Its not a fish but my emeral crab used to eat some of mine, it didn't seem to be his perference though. He seemed to enjoy some of my red macro's more. Anyway you can give on a shot and they are cheap. But I know mexican turbo snails will eat it like its candy. 3 golf ball sized turbo's cleaned out a large handfull of caulerpa's in 2 nights in my tank. But grape has a tendency to drop the grapes when its eaten, so I doubt anything will completely remove it by eating it alone.
 
sell it
i have gotten rid of some f mine cuz it grows so fast. it ships well. also a lfs in my area sells a small live rock rubble piece with a a small portion of macro attached to it for $ 24
i would not buy it for that price but i know people do
 
well, harvest some and get them to the LFS. I used to do this in my early days ( before I had any corals to harvest ;-) ) and my LFS give me credit for that, was rather nice.

Or you can send some to Portugal, I would welcome it very much now that my tank crashed and its cycling again and my refugium is empty ;-)
 
My coral beauty will not eat it, as a matter of fact I've not seen him eat any of my caulerpa's and I have 3 different varieties in my tank. Err actually I've never seen him eat any macro's at all, he picks at my gracillaria but I think he's just after the micro algae that seems to acumulate on my tank heaven not the macro itself.

But it doesn't matter as I don't think either a cherub or a coral beauty can go in a 29. I still say I would go with hand removal and mexican turbos.
 
A coral beauty can go in a 29, im not sure about a cherub though. My roomate has a coral beauty in a 30 gal and he does fine in there, but he also had grape growing in his tank, and the beauty never touched the stuff.
 
Why wouldn't a cherub or a coral beauty go in a 29? They only get 3" & 4" long, respectively! So long as they have plenty of rocks to zip around and some algae or dried seaweed to graze from they're happy, hardy fish. As to coral beauties eating macro, I guess it just depends on the personality of the fish. I know for a fact that mine eats razor and grape caulerpa.
 
Im sure it's an individual fish dependant situation. Just like peppermint shrimp eating rock anemones. If there is enough other tasty stuff being fed, no reason to eat the surroundings...

I do have another question then. If I were to get a pygmy angel, would that do it? And in that case, dont the smaller angels nip at certain inverts as well?
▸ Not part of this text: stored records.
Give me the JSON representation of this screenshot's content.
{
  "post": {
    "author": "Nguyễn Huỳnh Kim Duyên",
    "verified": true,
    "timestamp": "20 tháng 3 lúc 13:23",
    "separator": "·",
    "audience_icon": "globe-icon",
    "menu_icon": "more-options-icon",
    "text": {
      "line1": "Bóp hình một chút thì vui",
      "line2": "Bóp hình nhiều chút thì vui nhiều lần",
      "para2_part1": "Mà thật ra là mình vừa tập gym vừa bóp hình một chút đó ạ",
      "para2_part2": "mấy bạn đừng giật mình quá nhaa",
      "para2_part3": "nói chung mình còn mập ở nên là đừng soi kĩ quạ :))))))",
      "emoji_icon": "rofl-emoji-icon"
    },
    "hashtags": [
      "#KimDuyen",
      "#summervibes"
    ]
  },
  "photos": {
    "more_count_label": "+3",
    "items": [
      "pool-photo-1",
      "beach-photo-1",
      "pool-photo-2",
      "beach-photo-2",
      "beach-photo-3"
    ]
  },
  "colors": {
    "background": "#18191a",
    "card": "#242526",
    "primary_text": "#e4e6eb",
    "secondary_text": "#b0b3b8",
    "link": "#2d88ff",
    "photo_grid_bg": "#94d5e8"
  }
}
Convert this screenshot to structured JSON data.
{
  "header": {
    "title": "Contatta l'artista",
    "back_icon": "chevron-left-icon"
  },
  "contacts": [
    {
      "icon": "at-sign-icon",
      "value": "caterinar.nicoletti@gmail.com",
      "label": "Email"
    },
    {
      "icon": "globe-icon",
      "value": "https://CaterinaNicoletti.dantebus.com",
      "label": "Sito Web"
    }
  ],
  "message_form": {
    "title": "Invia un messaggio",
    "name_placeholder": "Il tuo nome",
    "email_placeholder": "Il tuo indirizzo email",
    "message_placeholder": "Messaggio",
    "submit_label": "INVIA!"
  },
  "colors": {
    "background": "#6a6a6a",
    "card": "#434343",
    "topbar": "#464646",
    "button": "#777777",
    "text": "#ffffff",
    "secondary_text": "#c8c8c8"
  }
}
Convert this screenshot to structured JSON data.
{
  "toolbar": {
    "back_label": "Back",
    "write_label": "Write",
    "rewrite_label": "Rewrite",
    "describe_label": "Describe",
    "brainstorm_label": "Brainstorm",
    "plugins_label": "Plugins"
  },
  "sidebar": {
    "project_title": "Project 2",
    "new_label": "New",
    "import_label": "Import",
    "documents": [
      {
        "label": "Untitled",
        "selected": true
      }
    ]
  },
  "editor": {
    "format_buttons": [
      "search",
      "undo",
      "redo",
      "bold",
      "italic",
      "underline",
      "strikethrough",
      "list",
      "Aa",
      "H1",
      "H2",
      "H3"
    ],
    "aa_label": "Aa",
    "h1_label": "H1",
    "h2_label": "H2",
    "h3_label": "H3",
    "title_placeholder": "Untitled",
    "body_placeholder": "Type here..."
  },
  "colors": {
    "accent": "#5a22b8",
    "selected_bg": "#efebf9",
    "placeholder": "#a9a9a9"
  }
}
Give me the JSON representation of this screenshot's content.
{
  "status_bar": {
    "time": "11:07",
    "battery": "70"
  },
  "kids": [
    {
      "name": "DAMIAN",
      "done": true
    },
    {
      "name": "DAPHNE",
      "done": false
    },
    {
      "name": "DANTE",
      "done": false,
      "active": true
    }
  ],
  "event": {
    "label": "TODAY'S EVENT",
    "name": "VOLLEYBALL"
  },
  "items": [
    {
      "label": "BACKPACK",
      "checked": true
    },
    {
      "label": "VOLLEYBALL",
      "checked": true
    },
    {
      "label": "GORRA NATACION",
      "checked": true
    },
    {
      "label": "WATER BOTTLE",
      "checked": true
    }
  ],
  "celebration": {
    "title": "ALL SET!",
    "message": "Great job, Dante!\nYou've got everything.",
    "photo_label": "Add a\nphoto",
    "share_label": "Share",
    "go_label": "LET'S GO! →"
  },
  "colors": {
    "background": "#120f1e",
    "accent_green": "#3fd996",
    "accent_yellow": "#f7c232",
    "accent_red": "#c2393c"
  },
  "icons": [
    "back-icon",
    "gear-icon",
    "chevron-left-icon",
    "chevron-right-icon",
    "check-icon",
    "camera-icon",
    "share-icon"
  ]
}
This is my tank's stocking, let me know if you see a problem:
Fire shrimps
6-line wrasse
tiger jawfish
red serpent star
multiple reproducing cocos and dusters
almost every type of SPS around (ok, thats pretty far fetched, but over 30 types), some LPS (open brain, galaxea, hammer), softies (shrooms, yumas, xenia, GSP, cloves).
Porcelain crabs
Emerald crabs
coral banded shrimp
lettuce slugs
velvet slugs
 
Herbert T. Kornfeld said:
Im sure it's an individual fish dependant situation. Just like peppermint shrimp eating rock anemones. If there is enough other tasty stuff being fed, no reason to eat the surroundings...

I do have another question then. If I were to get a pygmy angel, would that do it? And in that case, dont the smaller angels nip at certain inverts as well?

This is my tank's stocking, let me know if you see a problem:
Fire shrimps
6-line wrasse
tiger jawfish
red serpent star
multiple reproducing cocos and dusters
almost every type of SPS around (ok, thats pretty far fetched, but over 30 types), some LPS (open brain, galaxea, hammer), softies (shrooms, yumas, xenia, GSP, cloves).
Porcelain crabs
Emerald crabs
coral banded shrimp
lettuce slugs
velvet slugs
If you were to get a pygmy angel, it could do the trick. As for smaller angels nipping at inverts, I've never seen mine nip at any coral, shrimp, crab, starfish, or featherduster--but that's probably going to depend on the personality of the individual fish as well.